Eleanor asked me to play with her this morning. I asked what she wanted to play, and she said animals. So I asked, what animals are we? And she said that we are dragons, and I need to pick my color. I said, “hmm, I want to be green, with a little pink.” And she replied, “ooohhh, I’m sorry mom. We haven’t unlocked that part of the game yet. You can be blue or red or yellow.”

This was a completely imaginative game, by the way. 

Circular throwing disc

We were cleaning out the garage today, and the kids wanted to hang out, so Bob took several of the larger boxes we were going to break down and built the kids a fort. They loved it. Eleanor in particular also loved the cut-out from a round window Bob cut in one wall for her. 

She picked it up, announced, “look at my circular throwing disc!” And proceeded to use that phrase so much, we thought she was trolling us. 

“I’m going to throw my circular throwing disc! I threw it! I threw my circular throwing disc! Did you see where it went? Where did my circular throwing disc go? Mom, did you see where my circular throwing disc went? Oh! I found it! I found my circular throwing disc!”

They’re still called frisbees, right?

Breastfeeding update

Milk coma

It’s been 7 weeks since we began this little adventure, and things are pretty smooth at this point. Grant still feeds on demand (not on a schedule) – a luxury I have due to my long maternity leave. He eats between 10 and a million times a day. 

We have breastfed out in public quite a bit – restaurants, playgrounds, malls, the library, friend’s houses… And the list will continue to grow. 

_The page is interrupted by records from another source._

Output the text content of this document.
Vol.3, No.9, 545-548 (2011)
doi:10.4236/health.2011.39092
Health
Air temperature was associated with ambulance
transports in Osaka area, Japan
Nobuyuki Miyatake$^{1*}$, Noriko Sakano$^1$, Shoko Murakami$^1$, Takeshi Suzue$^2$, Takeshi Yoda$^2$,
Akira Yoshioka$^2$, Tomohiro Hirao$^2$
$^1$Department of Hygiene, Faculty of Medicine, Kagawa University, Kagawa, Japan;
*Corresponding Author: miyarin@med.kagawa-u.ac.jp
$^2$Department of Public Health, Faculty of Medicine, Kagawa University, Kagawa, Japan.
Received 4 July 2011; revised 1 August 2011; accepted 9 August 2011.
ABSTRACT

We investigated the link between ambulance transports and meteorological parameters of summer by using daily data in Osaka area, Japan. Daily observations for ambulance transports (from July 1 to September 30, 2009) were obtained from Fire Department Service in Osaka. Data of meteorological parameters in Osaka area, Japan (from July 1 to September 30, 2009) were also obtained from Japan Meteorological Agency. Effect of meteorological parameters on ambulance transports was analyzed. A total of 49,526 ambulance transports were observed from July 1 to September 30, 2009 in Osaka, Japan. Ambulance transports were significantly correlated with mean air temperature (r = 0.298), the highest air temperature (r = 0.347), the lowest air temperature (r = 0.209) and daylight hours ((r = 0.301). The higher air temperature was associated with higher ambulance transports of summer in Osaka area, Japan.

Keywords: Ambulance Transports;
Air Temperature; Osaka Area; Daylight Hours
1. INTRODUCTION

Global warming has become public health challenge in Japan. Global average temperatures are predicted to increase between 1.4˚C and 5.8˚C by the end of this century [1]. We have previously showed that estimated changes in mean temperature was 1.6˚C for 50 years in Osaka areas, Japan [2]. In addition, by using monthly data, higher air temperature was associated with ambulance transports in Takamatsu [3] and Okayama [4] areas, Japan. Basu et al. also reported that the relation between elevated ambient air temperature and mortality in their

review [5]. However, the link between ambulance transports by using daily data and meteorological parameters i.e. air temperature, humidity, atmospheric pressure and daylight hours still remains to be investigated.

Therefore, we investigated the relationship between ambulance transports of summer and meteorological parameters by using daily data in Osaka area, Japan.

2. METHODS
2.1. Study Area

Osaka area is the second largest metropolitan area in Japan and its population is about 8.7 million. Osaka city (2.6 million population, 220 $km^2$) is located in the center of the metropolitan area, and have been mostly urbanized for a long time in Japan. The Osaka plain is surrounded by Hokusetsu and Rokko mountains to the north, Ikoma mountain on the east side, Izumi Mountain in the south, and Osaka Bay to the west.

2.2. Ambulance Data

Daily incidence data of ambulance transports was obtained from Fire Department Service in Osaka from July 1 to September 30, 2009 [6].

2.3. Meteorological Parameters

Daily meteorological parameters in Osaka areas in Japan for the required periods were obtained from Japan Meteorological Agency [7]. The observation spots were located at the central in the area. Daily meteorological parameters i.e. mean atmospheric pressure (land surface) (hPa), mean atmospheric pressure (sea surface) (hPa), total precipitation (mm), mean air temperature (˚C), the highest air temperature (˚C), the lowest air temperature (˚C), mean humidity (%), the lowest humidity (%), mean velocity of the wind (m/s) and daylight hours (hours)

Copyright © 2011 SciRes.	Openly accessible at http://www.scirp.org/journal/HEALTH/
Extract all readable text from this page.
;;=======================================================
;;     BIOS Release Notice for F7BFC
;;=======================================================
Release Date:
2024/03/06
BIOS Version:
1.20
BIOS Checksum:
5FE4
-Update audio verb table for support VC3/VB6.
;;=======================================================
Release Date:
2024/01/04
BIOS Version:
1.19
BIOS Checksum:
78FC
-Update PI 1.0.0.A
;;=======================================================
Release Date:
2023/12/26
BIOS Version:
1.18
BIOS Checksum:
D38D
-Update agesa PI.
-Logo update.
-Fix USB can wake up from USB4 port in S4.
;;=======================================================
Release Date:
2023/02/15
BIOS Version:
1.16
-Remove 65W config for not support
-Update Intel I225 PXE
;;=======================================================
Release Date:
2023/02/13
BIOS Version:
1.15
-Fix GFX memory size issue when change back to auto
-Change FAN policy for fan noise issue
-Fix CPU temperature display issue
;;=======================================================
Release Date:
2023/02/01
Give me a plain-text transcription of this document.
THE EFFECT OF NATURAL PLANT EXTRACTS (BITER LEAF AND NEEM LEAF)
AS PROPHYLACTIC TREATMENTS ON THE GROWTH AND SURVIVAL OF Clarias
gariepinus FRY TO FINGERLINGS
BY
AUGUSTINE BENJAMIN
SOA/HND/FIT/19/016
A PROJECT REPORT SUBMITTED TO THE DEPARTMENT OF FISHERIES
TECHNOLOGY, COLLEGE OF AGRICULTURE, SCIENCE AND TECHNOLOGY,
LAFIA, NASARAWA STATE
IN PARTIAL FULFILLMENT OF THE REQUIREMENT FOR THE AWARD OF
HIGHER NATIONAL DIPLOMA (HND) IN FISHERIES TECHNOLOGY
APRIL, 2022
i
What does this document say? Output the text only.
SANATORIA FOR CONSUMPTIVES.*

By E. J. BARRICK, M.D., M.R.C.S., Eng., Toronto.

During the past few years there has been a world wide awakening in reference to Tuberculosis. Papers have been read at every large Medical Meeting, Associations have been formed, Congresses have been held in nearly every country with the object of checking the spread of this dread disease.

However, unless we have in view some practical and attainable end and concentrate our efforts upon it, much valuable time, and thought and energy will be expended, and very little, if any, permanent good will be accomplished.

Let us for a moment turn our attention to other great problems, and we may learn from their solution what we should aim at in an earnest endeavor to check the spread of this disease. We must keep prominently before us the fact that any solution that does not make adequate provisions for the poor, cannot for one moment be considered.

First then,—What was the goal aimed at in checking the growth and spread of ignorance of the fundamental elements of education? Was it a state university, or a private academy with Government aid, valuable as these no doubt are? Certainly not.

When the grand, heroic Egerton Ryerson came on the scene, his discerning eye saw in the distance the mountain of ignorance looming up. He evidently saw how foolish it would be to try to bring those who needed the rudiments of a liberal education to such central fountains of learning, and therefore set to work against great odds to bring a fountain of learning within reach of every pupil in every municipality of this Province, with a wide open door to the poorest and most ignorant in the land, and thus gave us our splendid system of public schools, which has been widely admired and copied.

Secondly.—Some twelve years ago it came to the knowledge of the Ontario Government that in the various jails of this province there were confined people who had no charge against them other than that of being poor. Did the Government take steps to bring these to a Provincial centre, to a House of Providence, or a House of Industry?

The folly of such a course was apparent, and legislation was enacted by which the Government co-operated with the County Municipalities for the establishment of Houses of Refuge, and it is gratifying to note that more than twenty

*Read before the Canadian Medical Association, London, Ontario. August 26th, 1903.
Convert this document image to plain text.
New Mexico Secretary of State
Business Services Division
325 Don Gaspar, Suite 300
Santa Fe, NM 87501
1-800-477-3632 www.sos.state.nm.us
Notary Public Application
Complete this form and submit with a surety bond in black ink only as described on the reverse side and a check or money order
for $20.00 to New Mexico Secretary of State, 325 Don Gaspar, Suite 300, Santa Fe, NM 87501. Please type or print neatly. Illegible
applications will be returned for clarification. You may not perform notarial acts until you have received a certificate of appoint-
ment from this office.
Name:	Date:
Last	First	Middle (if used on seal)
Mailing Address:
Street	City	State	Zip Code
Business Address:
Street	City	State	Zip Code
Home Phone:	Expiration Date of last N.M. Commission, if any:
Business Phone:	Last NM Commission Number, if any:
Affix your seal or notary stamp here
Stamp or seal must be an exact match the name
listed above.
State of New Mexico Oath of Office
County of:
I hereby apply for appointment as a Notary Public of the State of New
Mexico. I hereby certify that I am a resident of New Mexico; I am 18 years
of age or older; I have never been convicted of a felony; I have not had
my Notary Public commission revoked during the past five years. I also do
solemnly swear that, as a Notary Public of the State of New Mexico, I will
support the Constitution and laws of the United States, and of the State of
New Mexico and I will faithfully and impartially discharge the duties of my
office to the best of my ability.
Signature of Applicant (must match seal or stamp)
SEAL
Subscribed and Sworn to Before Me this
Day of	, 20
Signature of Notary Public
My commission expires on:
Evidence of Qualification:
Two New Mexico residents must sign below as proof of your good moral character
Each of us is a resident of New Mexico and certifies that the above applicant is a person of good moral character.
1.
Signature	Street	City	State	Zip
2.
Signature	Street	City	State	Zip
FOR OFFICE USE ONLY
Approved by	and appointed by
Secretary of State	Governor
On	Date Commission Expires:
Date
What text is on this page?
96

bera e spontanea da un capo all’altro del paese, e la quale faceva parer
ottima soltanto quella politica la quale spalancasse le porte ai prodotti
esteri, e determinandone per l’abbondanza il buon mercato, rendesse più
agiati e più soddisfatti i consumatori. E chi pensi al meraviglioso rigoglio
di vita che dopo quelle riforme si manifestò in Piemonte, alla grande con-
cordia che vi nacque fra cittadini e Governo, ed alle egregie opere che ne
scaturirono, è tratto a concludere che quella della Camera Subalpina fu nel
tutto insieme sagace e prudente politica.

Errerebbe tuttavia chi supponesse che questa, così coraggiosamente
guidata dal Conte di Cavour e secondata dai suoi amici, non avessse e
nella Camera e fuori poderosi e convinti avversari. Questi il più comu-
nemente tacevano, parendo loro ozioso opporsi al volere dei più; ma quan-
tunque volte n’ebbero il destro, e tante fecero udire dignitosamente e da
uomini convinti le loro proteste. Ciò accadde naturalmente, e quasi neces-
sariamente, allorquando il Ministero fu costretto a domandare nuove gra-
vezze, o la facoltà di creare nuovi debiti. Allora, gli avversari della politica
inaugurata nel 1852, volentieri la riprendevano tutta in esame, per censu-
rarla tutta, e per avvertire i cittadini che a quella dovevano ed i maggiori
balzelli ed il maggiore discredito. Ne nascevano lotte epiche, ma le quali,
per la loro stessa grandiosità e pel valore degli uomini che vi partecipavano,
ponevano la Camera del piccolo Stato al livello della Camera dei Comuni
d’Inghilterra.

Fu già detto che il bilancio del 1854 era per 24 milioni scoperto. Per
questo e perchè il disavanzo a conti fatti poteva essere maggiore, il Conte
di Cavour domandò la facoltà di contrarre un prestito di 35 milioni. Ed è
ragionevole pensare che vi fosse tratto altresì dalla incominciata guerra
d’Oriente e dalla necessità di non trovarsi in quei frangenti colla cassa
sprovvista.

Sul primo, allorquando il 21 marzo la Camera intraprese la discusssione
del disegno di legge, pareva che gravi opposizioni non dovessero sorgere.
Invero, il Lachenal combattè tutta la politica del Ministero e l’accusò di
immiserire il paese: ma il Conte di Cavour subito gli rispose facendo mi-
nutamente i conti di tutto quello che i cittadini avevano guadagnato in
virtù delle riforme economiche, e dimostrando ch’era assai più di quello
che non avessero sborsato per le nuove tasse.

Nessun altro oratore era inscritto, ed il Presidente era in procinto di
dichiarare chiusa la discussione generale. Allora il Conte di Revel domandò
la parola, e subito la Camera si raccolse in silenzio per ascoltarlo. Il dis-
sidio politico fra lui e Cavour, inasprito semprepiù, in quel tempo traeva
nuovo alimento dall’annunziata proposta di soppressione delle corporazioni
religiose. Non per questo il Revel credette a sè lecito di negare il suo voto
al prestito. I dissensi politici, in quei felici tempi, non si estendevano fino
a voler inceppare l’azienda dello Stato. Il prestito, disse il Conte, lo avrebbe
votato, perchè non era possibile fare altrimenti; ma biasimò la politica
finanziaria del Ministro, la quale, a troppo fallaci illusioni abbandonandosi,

As we’ve figured it out together, we have fallen into a rhythm. Grant alerts me to his need to eat with grunts and coos. If I’m tending to the other two kids, he sometimes has to wait, and then he cries. One part of parenting is always gambling on what course of action is the lesser of two evils. It’s something that never gets easier or that you particularly get better at – you just get more comfortable with accepting you may have made the wrong choice today. 

Anyway, when Grant spies the nipple, he gets excited. He demonstrates this by waving his arms and legs and whipping his head back and forth. I’m not sure what you’ve ever tried to guide your nipple through, but if it’s not a baby windmill, you simply haven’t lived. 

Then, he starts with the heavy breathing, which, combined with the head whipping, makes latching him on challenging. Finally, to signal peak excitement and imminent latch, the farts start popping out of him like Eve popping bubble wrap:

Then when he’s latched, his hands grasp each other over his chest, his legs flop, and his toots slow to a more dignified pace. 
And to think, this is how we all began life.